At the same time, monetary and fiscal policy are both working against growth. The high key interest rate is restraining lending, while higher taxes are eroding business margins. Escaping this combination without structural changes — in the tax system, the allocation of resources between the military and civilian sectors, or in access to foreign markets — will be difficult.

Monetary and fiscal policy are simultaneously working against growth

Nabiullina is right that the calendar factor will work in the opposite direction in the second quarter. But if no recovery follows even with oil at $90 per barrel and three additional working days, that will mean the economy has not merely run into a temporary slowdown, but a structural growth ceiling.

Under the circumstances, the latter would be an entirely natural reality, one far from a worst case scenario. An economic decline of 1–2% a year is actually a fairly mild scenario — wars are usually far more destructive. Annual inflation of 5–6% would seem unusually low for Russia even in peacetime, and after five years of such conditions, Russia’s government debt could reach 60% of GDP and still remain lower than that of each of Ukraine’s key sponsors. In purely financial terms, the country’s margin of stability has not yet been exhausted.
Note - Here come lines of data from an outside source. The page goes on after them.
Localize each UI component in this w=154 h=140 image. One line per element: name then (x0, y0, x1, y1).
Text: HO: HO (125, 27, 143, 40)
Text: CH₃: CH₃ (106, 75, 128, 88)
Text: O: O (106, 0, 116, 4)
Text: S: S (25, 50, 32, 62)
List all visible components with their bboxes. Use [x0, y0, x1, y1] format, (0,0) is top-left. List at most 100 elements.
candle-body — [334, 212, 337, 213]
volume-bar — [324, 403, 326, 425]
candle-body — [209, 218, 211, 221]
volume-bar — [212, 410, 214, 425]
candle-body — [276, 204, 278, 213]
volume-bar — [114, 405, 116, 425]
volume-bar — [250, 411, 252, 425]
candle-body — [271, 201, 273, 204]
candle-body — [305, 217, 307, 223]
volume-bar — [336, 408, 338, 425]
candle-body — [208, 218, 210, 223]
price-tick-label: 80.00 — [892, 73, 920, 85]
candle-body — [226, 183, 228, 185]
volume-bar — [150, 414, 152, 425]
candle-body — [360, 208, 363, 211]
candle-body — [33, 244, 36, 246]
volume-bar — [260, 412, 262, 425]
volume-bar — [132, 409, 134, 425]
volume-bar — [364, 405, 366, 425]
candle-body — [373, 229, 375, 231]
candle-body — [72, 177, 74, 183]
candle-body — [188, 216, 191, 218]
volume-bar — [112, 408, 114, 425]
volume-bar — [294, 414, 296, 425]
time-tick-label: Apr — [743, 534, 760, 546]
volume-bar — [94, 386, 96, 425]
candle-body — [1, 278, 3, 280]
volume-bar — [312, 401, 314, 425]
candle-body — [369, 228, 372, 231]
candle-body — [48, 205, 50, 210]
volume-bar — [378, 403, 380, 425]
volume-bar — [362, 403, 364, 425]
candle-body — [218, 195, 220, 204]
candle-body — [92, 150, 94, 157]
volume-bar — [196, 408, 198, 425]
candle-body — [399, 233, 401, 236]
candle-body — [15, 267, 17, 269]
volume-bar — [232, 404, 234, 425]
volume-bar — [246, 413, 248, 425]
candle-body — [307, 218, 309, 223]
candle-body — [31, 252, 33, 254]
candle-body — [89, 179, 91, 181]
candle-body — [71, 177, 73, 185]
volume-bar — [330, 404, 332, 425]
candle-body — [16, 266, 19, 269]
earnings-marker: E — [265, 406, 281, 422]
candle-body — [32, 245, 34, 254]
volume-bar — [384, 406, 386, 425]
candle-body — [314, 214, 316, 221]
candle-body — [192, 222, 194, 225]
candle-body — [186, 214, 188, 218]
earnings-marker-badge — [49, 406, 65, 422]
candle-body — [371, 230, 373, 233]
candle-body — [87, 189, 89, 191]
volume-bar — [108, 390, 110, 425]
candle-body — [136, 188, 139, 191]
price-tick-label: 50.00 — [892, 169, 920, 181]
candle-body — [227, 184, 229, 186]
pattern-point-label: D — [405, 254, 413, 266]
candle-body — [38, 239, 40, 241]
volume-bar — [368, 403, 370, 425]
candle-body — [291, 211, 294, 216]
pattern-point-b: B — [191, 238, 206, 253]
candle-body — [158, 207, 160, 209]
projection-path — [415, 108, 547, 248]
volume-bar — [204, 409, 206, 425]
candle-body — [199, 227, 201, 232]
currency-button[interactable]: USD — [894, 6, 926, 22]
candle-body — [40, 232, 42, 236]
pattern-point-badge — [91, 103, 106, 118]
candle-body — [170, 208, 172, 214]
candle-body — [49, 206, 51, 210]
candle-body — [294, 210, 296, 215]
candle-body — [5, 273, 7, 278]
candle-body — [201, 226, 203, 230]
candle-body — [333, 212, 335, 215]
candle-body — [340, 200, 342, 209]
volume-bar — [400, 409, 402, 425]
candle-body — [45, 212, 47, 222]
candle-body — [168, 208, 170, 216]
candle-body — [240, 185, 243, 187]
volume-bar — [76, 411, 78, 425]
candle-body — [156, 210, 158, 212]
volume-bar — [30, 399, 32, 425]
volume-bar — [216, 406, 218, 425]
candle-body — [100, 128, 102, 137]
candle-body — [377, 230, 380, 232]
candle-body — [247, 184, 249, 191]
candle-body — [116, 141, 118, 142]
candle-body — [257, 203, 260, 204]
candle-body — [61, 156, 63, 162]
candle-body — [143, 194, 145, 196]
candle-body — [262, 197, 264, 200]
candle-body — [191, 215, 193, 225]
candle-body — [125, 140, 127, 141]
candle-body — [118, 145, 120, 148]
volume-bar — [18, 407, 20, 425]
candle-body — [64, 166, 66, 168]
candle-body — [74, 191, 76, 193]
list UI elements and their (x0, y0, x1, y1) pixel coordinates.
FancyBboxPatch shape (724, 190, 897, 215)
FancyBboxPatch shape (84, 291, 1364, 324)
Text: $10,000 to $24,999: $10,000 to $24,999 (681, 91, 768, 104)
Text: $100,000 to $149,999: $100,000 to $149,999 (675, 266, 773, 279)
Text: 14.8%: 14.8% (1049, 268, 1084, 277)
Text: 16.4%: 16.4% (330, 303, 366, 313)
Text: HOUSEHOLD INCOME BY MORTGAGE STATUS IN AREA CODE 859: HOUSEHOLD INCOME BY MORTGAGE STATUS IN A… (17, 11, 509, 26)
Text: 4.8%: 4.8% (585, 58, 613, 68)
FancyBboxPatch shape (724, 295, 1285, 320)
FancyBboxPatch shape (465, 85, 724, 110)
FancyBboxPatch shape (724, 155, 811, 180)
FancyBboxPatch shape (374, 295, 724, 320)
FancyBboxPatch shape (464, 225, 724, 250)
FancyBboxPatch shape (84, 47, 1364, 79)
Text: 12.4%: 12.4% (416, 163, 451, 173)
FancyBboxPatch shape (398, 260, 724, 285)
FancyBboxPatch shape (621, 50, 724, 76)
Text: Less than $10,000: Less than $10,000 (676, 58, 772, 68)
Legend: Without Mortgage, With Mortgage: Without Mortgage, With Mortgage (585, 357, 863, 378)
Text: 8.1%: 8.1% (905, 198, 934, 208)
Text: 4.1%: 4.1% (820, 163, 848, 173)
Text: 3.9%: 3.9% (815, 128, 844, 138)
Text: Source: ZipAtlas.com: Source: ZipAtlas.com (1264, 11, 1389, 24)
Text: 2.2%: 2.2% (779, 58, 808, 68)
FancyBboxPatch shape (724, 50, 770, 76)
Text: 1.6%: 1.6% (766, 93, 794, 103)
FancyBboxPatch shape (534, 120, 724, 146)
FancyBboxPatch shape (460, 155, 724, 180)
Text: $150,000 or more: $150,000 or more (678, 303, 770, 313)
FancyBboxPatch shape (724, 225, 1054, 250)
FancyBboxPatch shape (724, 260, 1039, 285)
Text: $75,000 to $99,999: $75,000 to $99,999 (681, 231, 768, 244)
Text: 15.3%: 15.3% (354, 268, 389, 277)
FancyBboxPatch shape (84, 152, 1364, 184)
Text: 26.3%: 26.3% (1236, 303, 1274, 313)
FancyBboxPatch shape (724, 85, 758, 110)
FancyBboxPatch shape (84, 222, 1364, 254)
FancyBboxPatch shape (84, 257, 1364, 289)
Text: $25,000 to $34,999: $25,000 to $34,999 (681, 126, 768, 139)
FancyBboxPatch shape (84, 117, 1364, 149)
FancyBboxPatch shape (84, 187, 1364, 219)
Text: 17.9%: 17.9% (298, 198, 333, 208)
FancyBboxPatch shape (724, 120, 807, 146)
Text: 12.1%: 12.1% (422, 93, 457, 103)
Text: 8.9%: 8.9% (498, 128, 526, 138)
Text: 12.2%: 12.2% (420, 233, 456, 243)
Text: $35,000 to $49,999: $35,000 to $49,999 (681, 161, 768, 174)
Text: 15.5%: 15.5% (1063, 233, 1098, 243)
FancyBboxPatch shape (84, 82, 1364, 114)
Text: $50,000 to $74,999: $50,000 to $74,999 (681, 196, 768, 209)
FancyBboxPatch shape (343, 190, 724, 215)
What is absent, however, are any positive prospects for Russia, which will continue to grow poorer slowly and steadily, to fall further behind in development, and to sink deeper into debt once again. The bleakness of this new stagnation will gradually become obvious to everyone. But how that understanding will affect the mood in society and the political situation in Moscow and beyone is not a question for the economists to answer.